Il a également dirigé deux recueils réunissant témoignages et écrits de jeunes auteurs et autrices gazaouies parus en langue anglaise, qui ont connu une large diffusion Gaza Unsilenced [Gaza non-réduite au silence] et Gaza Writes Back : Short Stories from Young Writers in Gaza, Palestine [Gaza riposte en écrivant : nouvelles de jeunes aut.eur.rices de Gaza, Palestine].

On l’aura compris, Refaat Alareer était un acteur culturel gazaoui de premier plan, un intellectuel accompli profondément lié à son peuple, et, par là-même, une boussole essentielle de sa résistance et de son combat. C’est pourquoi, Israël a décidé de l’abattre comme il l’a toujours fait avec des centaines de cadres dirigeants et de militant.es palestinien.nes. Selon le communiqué de l’ONG Euro-Med Human Rights Monitor, publié le 8 décembre et qui appelle à une enquête immédiate :

« Mercredi [6 décembre] vers 18h, Refaat Alareer a été tué dans la maison de sa sœur dans le quartier d’al-Sidra dans la zone d’al-Daraj dans la ville de Gaza avec son frère Salah et l’un de ses enfants (Mohammed) ; sa sœur Asmaa et trois de ses enfants (Alaa, Yahia, et Mohammed) ; et un voisin. La femme de son frère, Alaa, et deux autresenfants, Rafik et Alma, ont été blessés lors  de l’assaut.

La frappe aérienne a visé chirurgicalement l’appartement du deuxième étage où se trouvait Refaat dans un immeuble de trois étages, et non l’immeuble entier, ce qui indique que l’appartement était la cible et non d’éventuels dommages collatéraux.

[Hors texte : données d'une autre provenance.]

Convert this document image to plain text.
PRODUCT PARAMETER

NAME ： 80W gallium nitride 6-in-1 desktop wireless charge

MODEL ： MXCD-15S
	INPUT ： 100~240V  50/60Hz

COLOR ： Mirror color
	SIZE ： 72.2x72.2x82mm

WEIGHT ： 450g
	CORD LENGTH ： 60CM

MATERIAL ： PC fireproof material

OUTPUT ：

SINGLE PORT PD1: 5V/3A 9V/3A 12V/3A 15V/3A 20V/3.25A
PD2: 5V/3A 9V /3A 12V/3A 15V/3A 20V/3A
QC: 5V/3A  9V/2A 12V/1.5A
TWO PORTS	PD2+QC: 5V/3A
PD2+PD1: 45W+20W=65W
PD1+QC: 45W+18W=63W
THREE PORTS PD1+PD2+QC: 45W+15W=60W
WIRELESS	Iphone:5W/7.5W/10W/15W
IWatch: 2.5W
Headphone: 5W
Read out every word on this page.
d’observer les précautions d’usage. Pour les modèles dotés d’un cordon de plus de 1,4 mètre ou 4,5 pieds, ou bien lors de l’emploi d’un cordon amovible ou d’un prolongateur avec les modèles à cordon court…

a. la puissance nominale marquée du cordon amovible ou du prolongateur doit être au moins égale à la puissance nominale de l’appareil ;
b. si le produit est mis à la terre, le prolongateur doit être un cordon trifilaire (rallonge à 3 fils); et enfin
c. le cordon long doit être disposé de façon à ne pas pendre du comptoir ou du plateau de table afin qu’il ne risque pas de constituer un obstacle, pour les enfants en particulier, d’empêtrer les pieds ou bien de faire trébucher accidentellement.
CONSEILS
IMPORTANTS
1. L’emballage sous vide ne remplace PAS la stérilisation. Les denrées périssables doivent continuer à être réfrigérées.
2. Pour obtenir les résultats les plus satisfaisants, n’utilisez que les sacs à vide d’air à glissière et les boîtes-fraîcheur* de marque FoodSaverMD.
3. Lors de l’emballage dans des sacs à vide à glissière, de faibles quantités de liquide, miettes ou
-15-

Refaat a été déplacé à plusieurs reprises au cours de cette guerre et s’est retrouvé chez sa sœur avec ses parents, sa femme et ses enfants. Il y a quelques jours, Refaat a déménagé avec sa femme et ses enfants dans une école de l’UNRWA dans le quartier d’al-Tufah à Gaza. L’un de ses amis proches a déclaré à Euro-Med Monitor que Refaat avait reçu un appel anonyme d’une personne qui s’est présentée comme un officier israélien et qui l’a menacé en lui disant qu’ils connaissaient précisément l’école où il se trouvait et qu’ils étaient sur le point d’arriver à son emplacement avec l’avancée des troupes terrestres israéliennes.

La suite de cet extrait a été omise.